At this time in our lives, the refrigerator was bare. Donations were down in the wake of the PTL scandal and all we had were catsup and tea. We'd eaten lunch and there was nothing left for dinner. The woman was shocked. My mom said, "No, we have nothing for dinner. But Christ told us that he would take care of us, and I have faith that He will provide. In the same way, I have faith that, if you are obedient and patient, God will provide for you as well." The woman shook her head and left.

Right after she left, the floodgates opened. A veritable cavalcade of cars poured into our driveway, each bearing food. There were leftover veggies from the school, canned goods, snacks and desserts, everything we needed and more. Mind you, we hadn't told anyone of our plight. They just all decided to bring us food .... on the same day. We reveled in the abundance, but didn't realize the significace of the gift.

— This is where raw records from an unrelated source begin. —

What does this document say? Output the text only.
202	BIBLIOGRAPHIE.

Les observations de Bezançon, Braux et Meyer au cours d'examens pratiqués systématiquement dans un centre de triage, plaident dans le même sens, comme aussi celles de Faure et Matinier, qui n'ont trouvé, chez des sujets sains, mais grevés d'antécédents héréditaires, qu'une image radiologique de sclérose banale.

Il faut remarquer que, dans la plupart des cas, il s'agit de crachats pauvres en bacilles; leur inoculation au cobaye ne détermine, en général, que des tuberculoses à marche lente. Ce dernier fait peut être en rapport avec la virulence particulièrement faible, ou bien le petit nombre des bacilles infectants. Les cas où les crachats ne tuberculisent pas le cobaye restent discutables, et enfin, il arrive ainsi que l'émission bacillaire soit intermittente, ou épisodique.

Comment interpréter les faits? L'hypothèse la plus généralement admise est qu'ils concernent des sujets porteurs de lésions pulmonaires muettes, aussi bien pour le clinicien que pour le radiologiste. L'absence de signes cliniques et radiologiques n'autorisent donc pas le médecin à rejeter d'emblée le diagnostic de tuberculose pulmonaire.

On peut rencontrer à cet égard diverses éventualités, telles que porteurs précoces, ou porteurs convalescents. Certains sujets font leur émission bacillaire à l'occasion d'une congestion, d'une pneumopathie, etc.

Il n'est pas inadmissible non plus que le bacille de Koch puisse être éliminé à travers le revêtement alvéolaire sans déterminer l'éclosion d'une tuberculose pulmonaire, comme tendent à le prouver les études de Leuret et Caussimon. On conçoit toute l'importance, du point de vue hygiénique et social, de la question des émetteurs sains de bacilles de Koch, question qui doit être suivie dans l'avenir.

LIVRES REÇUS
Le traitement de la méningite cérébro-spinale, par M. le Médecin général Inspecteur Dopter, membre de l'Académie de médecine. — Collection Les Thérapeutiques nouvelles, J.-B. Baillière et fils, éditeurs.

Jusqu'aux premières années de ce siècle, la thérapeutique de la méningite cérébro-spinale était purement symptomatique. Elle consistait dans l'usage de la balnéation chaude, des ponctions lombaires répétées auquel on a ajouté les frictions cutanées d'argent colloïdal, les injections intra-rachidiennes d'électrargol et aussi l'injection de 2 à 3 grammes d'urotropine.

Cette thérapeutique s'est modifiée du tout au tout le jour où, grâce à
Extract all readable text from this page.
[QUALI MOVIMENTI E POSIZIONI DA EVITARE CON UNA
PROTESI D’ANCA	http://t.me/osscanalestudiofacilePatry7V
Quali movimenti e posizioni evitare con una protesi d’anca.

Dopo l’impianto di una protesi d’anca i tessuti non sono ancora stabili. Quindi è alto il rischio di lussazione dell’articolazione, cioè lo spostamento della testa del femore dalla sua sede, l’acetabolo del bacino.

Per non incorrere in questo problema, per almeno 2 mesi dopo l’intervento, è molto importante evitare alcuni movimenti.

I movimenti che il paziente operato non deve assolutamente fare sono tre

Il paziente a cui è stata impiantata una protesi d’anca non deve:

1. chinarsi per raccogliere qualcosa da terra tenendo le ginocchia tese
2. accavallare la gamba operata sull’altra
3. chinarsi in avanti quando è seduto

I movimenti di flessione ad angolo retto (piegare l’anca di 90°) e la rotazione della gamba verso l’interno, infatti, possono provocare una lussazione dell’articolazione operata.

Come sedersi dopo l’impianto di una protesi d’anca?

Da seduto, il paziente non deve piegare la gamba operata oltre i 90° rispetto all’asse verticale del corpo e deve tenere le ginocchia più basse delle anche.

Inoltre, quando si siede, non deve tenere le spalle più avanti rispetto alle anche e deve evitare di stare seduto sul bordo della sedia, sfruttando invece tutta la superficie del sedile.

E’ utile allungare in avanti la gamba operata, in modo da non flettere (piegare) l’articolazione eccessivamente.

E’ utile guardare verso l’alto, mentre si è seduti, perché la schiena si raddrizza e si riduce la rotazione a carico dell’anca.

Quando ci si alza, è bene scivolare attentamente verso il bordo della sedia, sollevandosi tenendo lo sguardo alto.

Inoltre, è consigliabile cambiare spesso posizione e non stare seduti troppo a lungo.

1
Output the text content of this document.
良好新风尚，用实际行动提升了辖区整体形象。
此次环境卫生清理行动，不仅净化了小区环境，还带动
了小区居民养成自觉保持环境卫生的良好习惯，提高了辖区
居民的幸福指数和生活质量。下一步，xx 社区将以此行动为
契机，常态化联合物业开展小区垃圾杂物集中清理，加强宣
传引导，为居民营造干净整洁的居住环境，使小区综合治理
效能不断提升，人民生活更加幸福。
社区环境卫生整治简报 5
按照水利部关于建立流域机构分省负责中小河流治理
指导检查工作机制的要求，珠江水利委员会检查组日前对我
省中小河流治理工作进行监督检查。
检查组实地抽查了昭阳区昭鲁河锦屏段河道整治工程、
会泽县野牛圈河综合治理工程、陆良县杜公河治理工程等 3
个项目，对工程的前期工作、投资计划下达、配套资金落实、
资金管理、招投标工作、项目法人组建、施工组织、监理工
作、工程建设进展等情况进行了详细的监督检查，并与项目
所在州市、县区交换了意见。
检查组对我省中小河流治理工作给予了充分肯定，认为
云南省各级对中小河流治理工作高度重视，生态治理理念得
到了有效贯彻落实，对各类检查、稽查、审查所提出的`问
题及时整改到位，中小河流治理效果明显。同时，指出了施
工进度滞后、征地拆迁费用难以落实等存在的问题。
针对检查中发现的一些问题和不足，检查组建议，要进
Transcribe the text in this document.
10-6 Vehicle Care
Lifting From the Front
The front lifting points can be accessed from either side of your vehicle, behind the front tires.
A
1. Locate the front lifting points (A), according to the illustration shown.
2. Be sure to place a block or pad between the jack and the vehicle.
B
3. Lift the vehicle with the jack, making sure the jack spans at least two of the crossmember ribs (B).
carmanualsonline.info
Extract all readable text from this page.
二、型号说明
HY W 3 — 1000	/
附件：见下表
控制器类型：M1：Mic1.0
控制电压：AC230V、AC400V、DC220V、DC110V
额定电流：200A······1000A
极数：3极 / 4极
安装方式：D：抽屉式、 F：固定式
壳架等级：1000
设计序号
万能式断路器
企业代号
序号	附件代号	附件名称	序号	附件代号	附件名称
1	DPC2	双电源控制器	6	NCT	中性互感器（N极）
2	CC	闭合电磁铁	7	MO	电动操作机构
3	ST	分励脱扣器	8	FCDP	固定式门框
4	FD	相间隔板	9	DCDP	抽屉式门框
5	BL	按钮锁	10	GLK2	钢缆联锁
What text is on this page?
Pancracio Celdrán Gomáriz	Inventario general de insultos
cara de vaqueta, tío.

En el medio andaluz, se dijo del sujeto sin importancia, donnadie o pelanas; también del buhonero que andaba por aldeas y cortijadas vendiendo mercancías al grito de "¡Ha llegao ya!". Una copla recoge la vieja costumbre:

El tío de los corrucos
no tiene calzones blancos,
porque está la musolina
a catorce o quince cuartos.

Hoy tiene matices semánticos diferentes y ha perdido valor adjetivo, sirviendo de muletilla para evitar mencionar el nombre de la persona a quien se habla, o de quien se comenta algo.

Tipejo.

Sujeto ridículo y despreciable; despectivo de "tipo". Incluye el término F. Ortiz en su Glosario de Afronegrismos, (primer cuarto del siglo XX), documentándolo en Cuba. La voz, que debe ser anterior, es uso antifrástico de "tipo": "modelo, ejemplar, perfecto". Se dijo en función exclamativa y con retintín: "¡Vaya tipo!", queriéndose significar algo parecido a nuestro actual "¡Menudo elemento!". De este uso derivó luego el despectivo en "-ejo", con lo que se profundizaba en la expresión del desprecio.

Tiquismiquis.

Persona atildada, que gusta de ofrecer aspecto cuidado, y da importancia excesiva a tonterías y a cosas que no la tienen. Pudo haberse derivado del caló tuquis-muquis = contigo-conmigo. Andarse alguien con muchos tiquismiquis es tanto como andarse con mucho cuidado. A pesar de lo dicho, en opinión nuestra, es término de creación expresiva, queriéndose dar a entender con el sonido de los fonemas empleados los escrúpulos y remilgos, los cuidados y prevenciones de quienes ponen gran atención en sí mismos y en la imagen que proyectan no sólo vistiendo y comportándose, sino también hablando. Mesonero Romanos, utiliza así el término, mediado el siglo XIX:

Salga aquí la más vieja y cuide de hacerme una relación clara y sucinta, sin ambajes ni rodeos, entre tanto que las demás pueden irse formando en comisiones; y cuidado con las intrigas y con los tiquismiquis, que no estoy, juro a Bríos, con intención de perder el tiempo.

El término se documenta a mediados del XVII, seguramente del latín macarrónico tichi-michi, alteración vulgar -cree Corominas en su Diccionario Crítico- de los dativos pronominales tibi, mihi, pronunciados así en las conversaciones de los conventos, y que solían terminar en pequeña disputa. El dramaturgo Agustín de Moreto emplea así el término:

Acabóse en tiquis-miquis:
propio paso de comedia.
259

The next day she returned to speak to my father (an amazing marriage counselor) and mother together. They shared with her Matthew 6:31-34 (especially the last verse):
Take therefore no thought for the morrow: for the morrow shall take thought for the things of itself. Sufficient unto the day [is] the evil thereof.
She said, "But if you take that literally ...." and then she stopped and said, "but I know you do because I saw your refrigerator yesterday, and I see it again today." So, like tbe boy who gave his food to Jesus and had it used to feed a crowd, my parents gave him their refrigerator, and had it used to talk this woman out of a divorce.

In the end, she stayed with her bastard .... I mean husband. And, eventually, he came around. At last report they were both very happy. This, by the way, is a true story. You can judge the miracle quotient yourself.